The symmetry argument only works when you have exact symmetry, though. To recall, the argument is that by controlling the output of the TDT algorithm in player A’s position, you are also by logical necessity controlling the output in player B’s position, hence TDT can act as though it controls player B’s action. If there is even the slighest difference between player A and player B then there is no logical necessity and the argument doesn’t work. For example, in a prisoner’s dilemma where the payoffs are not quite symmetric, TDT says nothing.
-”So I no longer believe the claim that TDT agents simply avoid all negative-sum trades.”
I agree with you, but I think that’s because TDT is actually undefined in scenarios where negative-sum trading might occur.
As far as I understand the main thing that is missing is a solid theory of logical counterfactuals.
The main question is: In the counter-factual scenario in which TDT recommends action X to agent A , what does would another agent B do?
How does the thought process of A correlate with the thought process of B?
There are some games mentioned in the FDT and TDT paper which clearly involve multiple TDT agents.
The FDT paper mentions that TDTs “form successful voting coalitions in elections”,
and the TDT paper mentions that TDTs cooperate in Prisoner’s Dilemma.
In those games we can easily tell how the thought process of one agent correlates with that of other agents,
because in those games there is an obvious symmetry between all agents, so that all agents will always do the same thing.
In a blackmail scenario it’s not so obvious, but I do think there is a certain symmetry between rejecting all blackmail and sending all blackmail.
If the blackmailer B writes a letter saying “Hand over your utility point or we will both get -∞ utility” and thinks about whether to send it or not,
and then the victim A comes along and says “I reject all blackmail. This means: Do not send your letter, or we will both get -∞ utility”, then B has been blackmailed by A. So there is a symmetry here. If A rejects all blackmail regardless of causal consequences, then B will also reject A’s “”“blackmail””” that tries to exhort him into not sending his letter, and send his letter to A anyway regardless of causal consequences.
So I no longer believe the claim that TDT agents simply avoid all negative-sum trades.
-”The main question is: In the counter-factual scenario in which TDT recommends action X to agent A , what does would another agent B do?”

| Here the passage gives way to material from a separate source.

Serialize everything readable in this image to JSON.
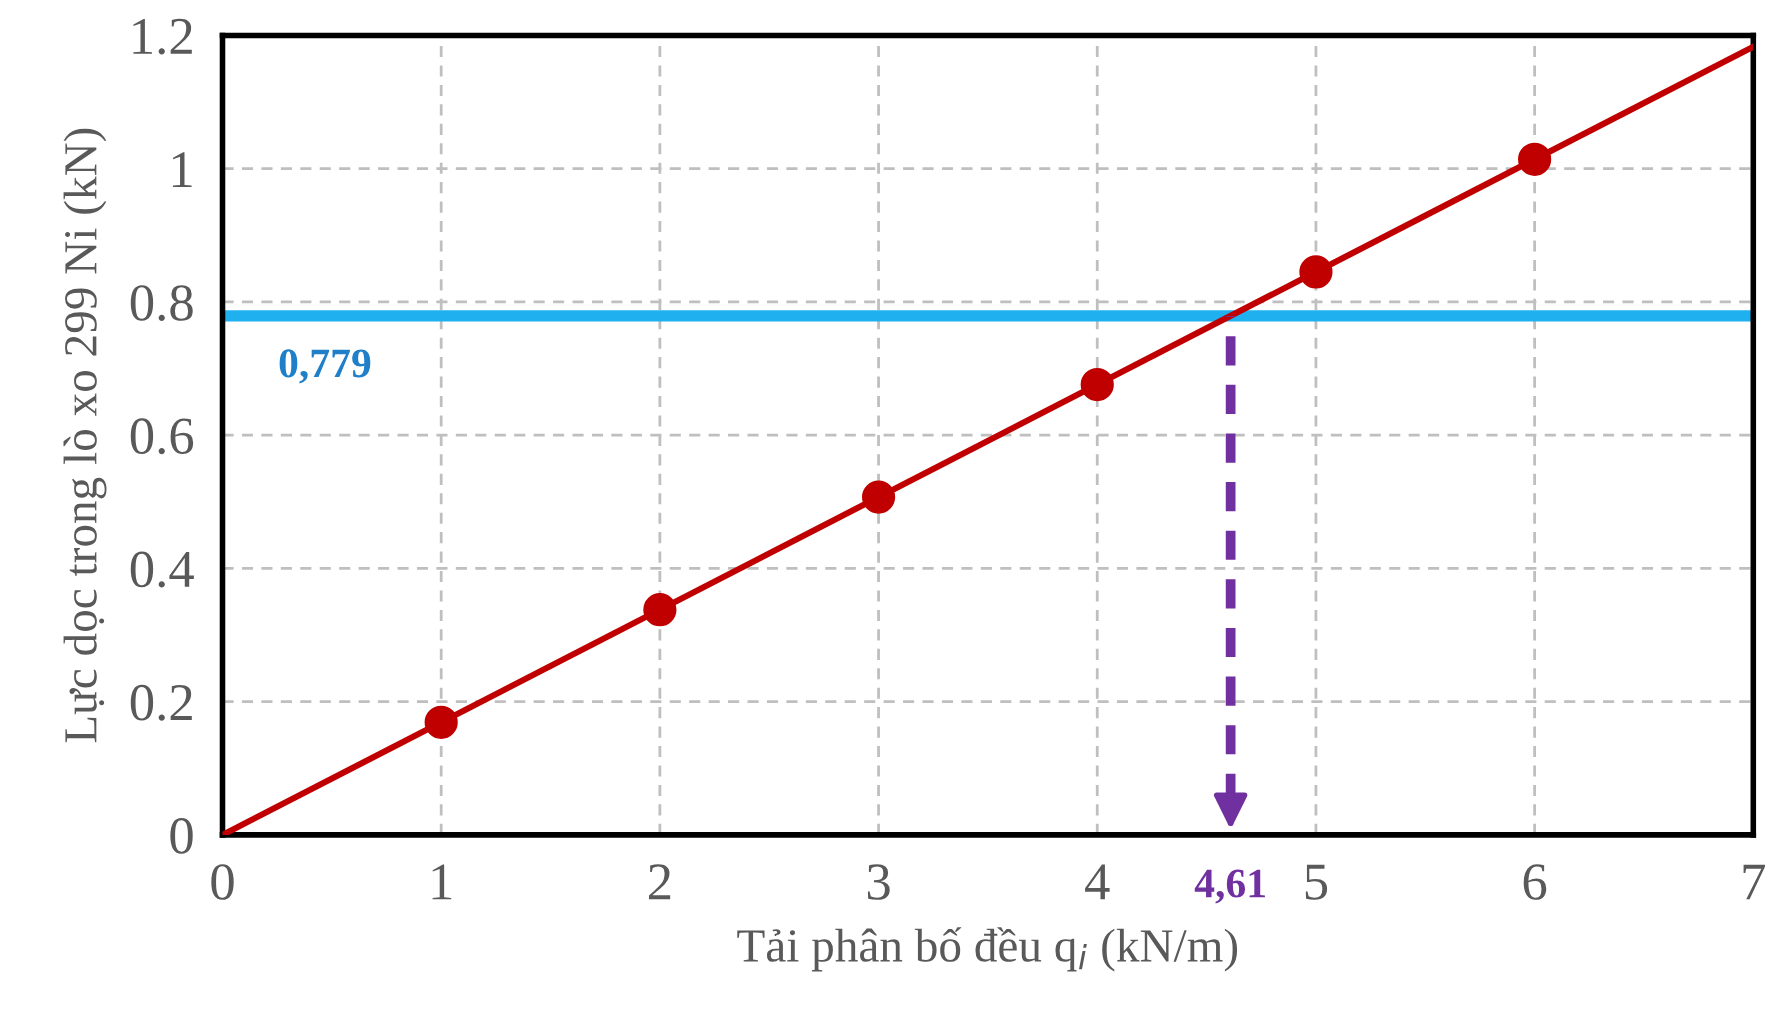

This is actually not the main issue. If you fix an algorithm X for agent A to use, then the question “what would agent B do if he is using TDT and knows that agent A is using algorithm X?” has a well-defined answer, say f(X). The question “what would agent A do if she knows that whatever algorithm X she uses, agent B will use counter-algorithm f(X)” then also has a well-defined answer, say Z. So you could define “the result of TDT agents A and B playing against each other” to be where A plays Z and B plays f(Z). The problem is that this setup is not symmetric, and would yield a different result if we switched the order of A and B.
-”In a blackmail scenario it’s not so obvious, but I do think there is a certain symmetry between rejecting all blackmail and sending all blackmail.”
The symmetry argument only works when you have exact symmetry, though. To recall, the argument is that by controlling the output of the TDT algorithm in player A’s position, you are also by logical necessity controlling the output in player B’s position, hence TDT can act as though it controls player B’s action. If there is even the slighest difference between player A and player B then there is no logical necessity and the argument doesn’t work. For example, in a prisoner’s dilemma where the payoffs are not quite symmetric, TDT says nothing.
-”So I no longer believe the claim that TDT agents simply avoid all negative-sum trades.”
I agree with you, but I think that’s because TDT is actually undefined in scenarios where negative-sum trading might occur.